R. H. Tawney carries this tradition further. Tawney, a positive liberal was also a Fabian socialist. The Acquisitive Society and Equality, he explains his ideas on property and equality respectively and what role the State should play. He rejected the argument of the negative liberals and laissez-faire theorists, which stressed that pursuit of acquisition of private property, should not be interfered with for the sake of social goals. For Tawney, liberty and equality are compatible and in fact, liberty is equality in action. Equality provides meaningful liberty and only equal liberty can be the basis of a good society.

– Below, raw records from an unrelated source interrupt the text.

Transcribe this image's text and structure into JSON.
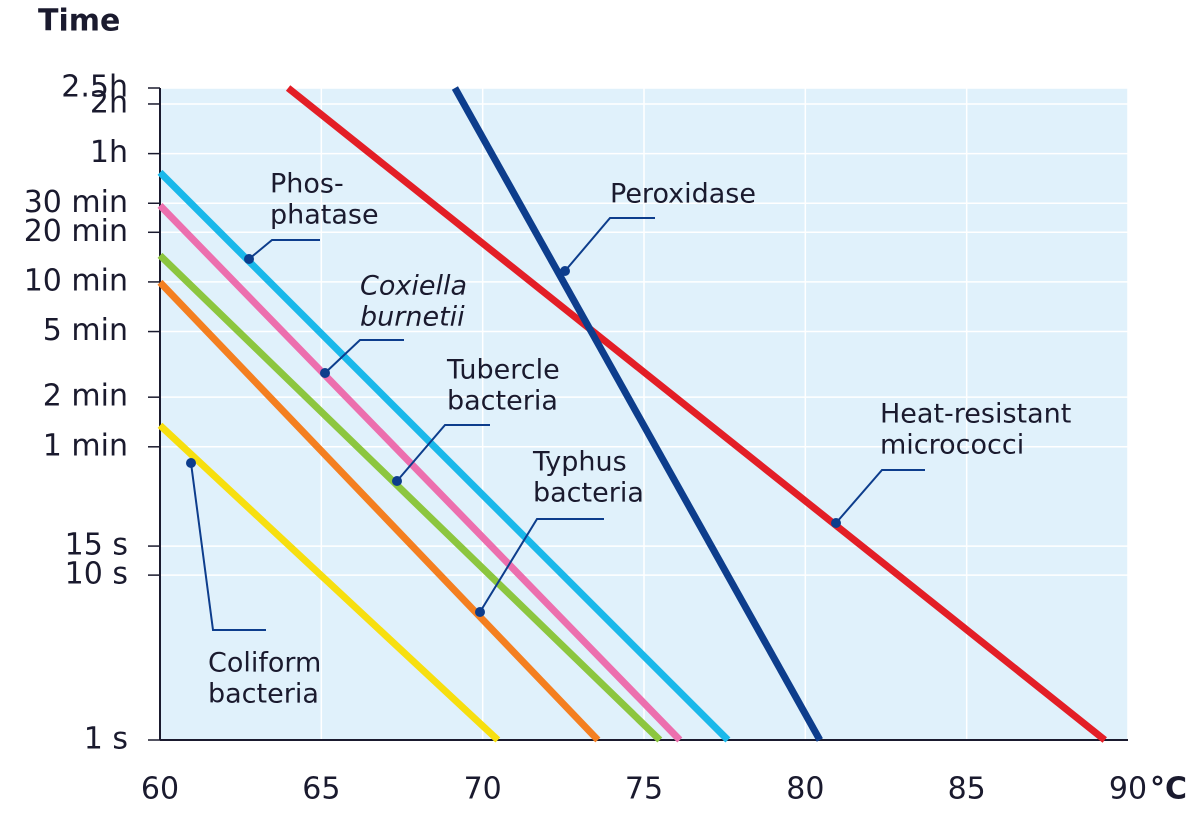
{
  "chart_data": {
    "type": "line",
    "y_label": "Time",
    "x_label": "°C",
    "log_y": true,
    "grid": true,
    "xlim": [
      60,
      90
    ],
    "xticks": [
      60,
      65,
      70,
      75,
      80,
      85,
      90
    ],
    "ylim": [
      1,
      9000
    ],
    "yticks": [
      {
        "value": 1,
        "label": "1 s"
      },
      {
        "value": 10,
        "label": "10 s"
      },
      {
        "value": 15,
        "label": "15 s"
      },
      {
        "value": 60,
        "label": "1 min"
      },
      {
        "value": 120,
        "label": "2 min"
      },
      {
        "value": 300,
        "label": "5 min"
      },
      {
        "value": 600,
        "label": "10 min"
      },
      {
        "value": 1200,
        "label": "20 min"
      },
      {
        "value": 1800,
        "label": "30 min"
      },
      {
        "value": 3600,
        "label": "1h"
      },
      {
        "value": 7200,
        "label": "2h"
      },
      {
        "value": 9000,
        "label": "2.5h"
      }
    ],
    "series": [
      {
        "label": [
          "Heat-resistant",
          "micrococci"
        ],
        "color": "#e31e26",
        "x": [
          63.97,
          89.28
        ],
        "values": [
          9000,
          1
        ]
      },
      {
        "label": [
          "Peroxidase"
        ],
        "color": "#0d3d8c",
        "x": [
          69.14,
          80.45
        ],
        "values": [
          9000,
          1
        ]
      },
      {
        "label": [
          "Phos-",
          "phatase"
        ],
        "color": "#1ab8ea",
        "x": [
          60,
          77.6
        ],
        "values": [
          2770,
          1
        ]
      },
      {
        "label": [
          "Coxiella",
          "burnetii"
        ],
        "italic": true,
        "color": "#ec6fae",
        "x": [
          60,
          76.11
        ],
        "values": [
          1746,
          1
        ]
      },
      {
        "label": [
          "Tubercle",
          "bacteria"
        ],
        "color": "#8cc63f",
        "x": [
          60,
          75.49
        ],
        "values": [
          869,
          1
        ]
      },
      {
        "label": [
          "Typhus",
          "bacteria"
        ],
        "color": "#f47f20",
        "x": [
          60,
          73.57
        ],
        "values": [
          597,
          1
        ]
      },
      {
        "label": [
          "Coliform",
          "bacteria"
        ],
        "color": "#f7df0f",
        "x": [
          60,
          70.47
        ],
        "values": [
          81,
          1
        ]
      }
    ]
  }
}
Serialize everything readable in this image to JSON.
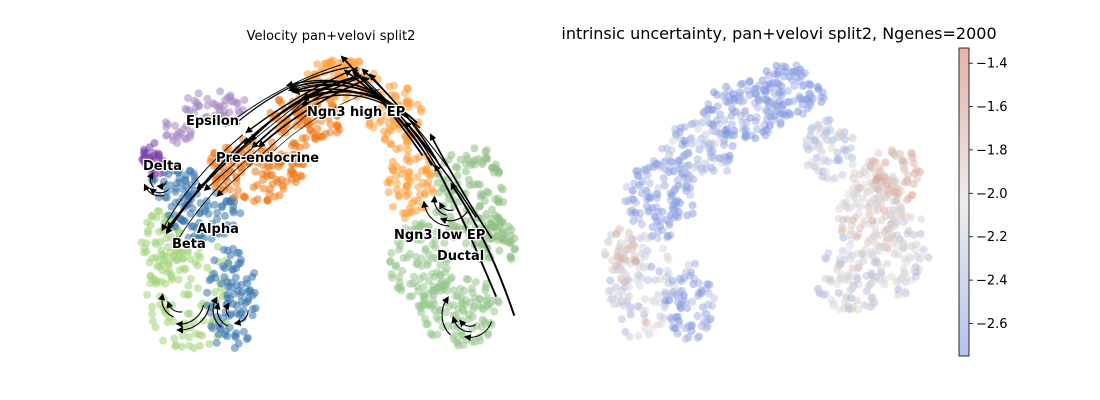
{
  "chart_data": [
    {
      "type": "scatter",
      "title": "Velocity pan+velovi split2",
      "xlabel": "",
      "ylabel": "",
      "grid": false,
      "axes_visible": false,
      "overlay": "velocity stream lines with arrowheads",
      "clusters": [
        {
          "name": "Epsilon",
          "color": "#a889c4"
        },
        {
          "name": "Ngn3 high EP",
          "color": "#ff9e3c"
        },
        {
          "name": "Delta",
          "color": "#7d3cab"
        },
        {
          "name": "Pre-endocrine",
          "color": "#ef7a1a"
        },
        {
          "name": "Alpha",
          "color": "#3b77ae"
        },
        {
          "name": "Beta",
          "color": "#a3d47a"
        },
        {
          "name": "Ngn3 low EP",
          "color": "#8fbf84"
        },
        {
          "name": "Ductal",
          "color": "#97c68e"
        }
      ]
    },
    {
      "type": "scatter",
      "title": "intrinsic uncertainty, pan+velovi split2, Ngenes=2000",
      "xlabel": "",
      "ylabel": "",
      "grid": false,
      "axes_visible": false,
      "colormap": "coolwarm",
      "colorbar": {
        "vmin": -2.75,
        "vmax": -1.33,
        "ticks": [
          -1.4,
          -1.6,
          -1.8,
          -2.0,
          -2.2,
          -2.4,
          -2.6
        ],
        "tick_labels": [
          "−1.4",
          "−1.6",
          "−1.8",
          "−2.0",
          "−2.2",
          "−2.4",
          "−2.6"
        ]
      }
    }
  ]
}
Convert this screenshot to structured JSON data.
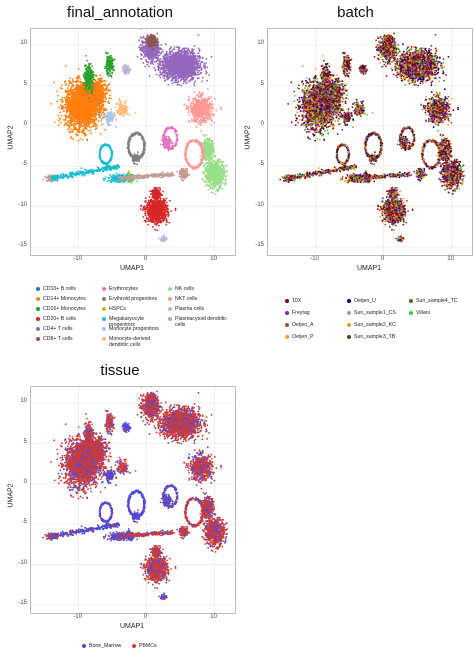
{
  "chart_data": [
    {
      "type": "scatter",
      "title": "final_annotation",
      "xlabel": "UMAP1",
      "ylabel": "UMAP2",
      "xlim": [
        -17,
        13
      ],
      "ylim": [
        -16,
        12
      ],
      "xticks": [
        "-10",
        "0",
        "10"
      ],
      "xtick_values": [
        -10,
        0,
        10
      ],
      "yticks": [
        "10",
        "5",
        "0",
        "-5",
        "-10",
        "-15"
      ],
      "ytick_values": [
        10,
        5,
        0,
        -5,
        -10,
        -15
      ],
      "grid": true,
      "legend_placement": "bottom",
      "series": [
        {
          "name": "CD10+ B cells",
          "color": "#1f77b4"
        },
        {
          "name": "CD14+ Monocytes",
          "color": "#ff7f0e"
        },
        {
          "name": "CD16+ Monocytes",
          "color": "#2ca02c"
        },
        {
          "name": "CD20+ B cells",
          "color": "#d62728"
        },
        {
          "name": "CD4+ T cells",
          "color": "#9467bd"
        },
        {
          "name": "CD8+ T cells",
          "color": "#8c564b"
        },
        {
          "name": "Erythrocytes",
          "color": "#e377c2"
        },
        {
          "name": "Erythroid progenitors",
          "color": "#7f7f7f"
        },
        {
          "name": "HSPCs",
          "color": "#bcbd22"
        },
        {
          "name": "Megakaryocyte progenitors",
          "color": "#17becf"
        },
        {
          "name": "Monocyte progenitors",
          "color": "#aec7e8"
        },
        {
          "name": "Monocyte-derived dendritic cells",
          "color": "#ffbb78"
        },
        {
          "name": "NK cells",
          "color": "#98df8a"
        },
        {
          "name": "NKT cells",
          "color": "#ff9896"
        },
        {
          "name": "Plasma cells",
          "color": "#c5b0d5"
        },
        {
          "name": "Plasmacytoid dendritic cells",
          "color": "#c49c94"
        }
      ]
    },
    {
      "type": "scatter",
      "title": "batch",
      "xlabel": "UMAP1",
      "ylabel": "UMAP2",
      "xlim": [
        -17,
        13
      ],
      "ylim": [
        -16,
        12
      ],
      "xticks": [
        "-10",
        "0",
        "10"
      ],
      "xtick_values": [
        -10,
        0,
        10
      ],
      "yticks": [
        "10",
        "5",
        "0",
        "-5",
        "-10",
        "-15"
      ],
      "ytick_values": [
        10,
        5,
        0,
        -5,
        -10,
        -15
      ],
      "grid": true,
      "legend_placement": "bottom",
      "series": [
        {
          "name": "10X",
          "color": "#8b0000"
        },
        {
          "name": "Freytag",
          "color": "#7b2fbe"
        },
        {
          "name": "Oetjen_A",
          "color": "#a0522d"
        },
        {
          "name": "Oetjen_P",
          "color": "#f0a020"
        },
        {
          "name": "Oetjen_U",
          "color": "#00008b"
        },
        {
          "name": "Sun_sample1_CS",
          "color": "#9e9e9e"
        },
        {
          "name": "Sun_sample2_KC",
          "color": "#daa520"
        },
        {
          "name": "Sun_sample3_TB",
          "color": "#6b3a1e"
        },
        {
          "name": "Sun_sample4_TC",
          "color": "#556b2f"
        },
        {
          "name": "Villani",
          "color": "#32cd32"
        }
      ]
    },
    {
      "type": "scatter",
      "title": "tissue",
      "xlabel": "UMAP1",
      "ylabel": "UMAP2",
      "xlim": [
        -17,
        13
      ],
      "ylim": [
        -16,
        12
      ],
      "xticks": [
        "-10",
        "0",
        "10"
      ],
      "xtick_values": [
        -10,
        0,
        10
      ],
      "yticks": [
        "10",
        "5",
        "0",
        "-5",
        "-10",
        "-15"
      ],
      "ytick_values": [
        10,
        5,
        0,
        -5,
        -10,
        -15
      ],
      "grid": true,
      "legend_placement": "bottom",
      "series": [
        {
          "name": "Bone_Marrow",
          "color": "#4b4be0"
        },
        {
          "name": "PBMCs",
          "color": "#d43a2f"
        }
      ]
    }
  ]
}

Tawney argued for socio-economic equality and subordination of property to social service. He makes a distinction between personal and private property. Personal property is property for consumption (physical wants, future security, etc.) and private property is property for power, domination or profit for the sake of profit. Tawney calls the first as active property, as it is need-based and second, as passive or functionless property. The latter is property for acquisition and not for consumption. In Acquisitive Society, he writes:
Functionless property appears natural to those who believe that society should be organized for the acquisition of private wealth … those, however, who hold that social unity and effective work are possible only if society is organized and wealth distributed on the basis of function, will ask of an institution not,’ ‘What dividends it pay?’ but ‘What service does it perform?’54
Thus, property is to be related to function and the use it has for society. An acquisitive society becomes a threat for liberty of all. He seeks liberty of one in association with other fellow beings and demands that passive property must be regulated. He associated laissez-faire with inequality and injustice, as an unregulated economy results in limiting the scope of freedom of those who are deprived of even active possessions for living a good life.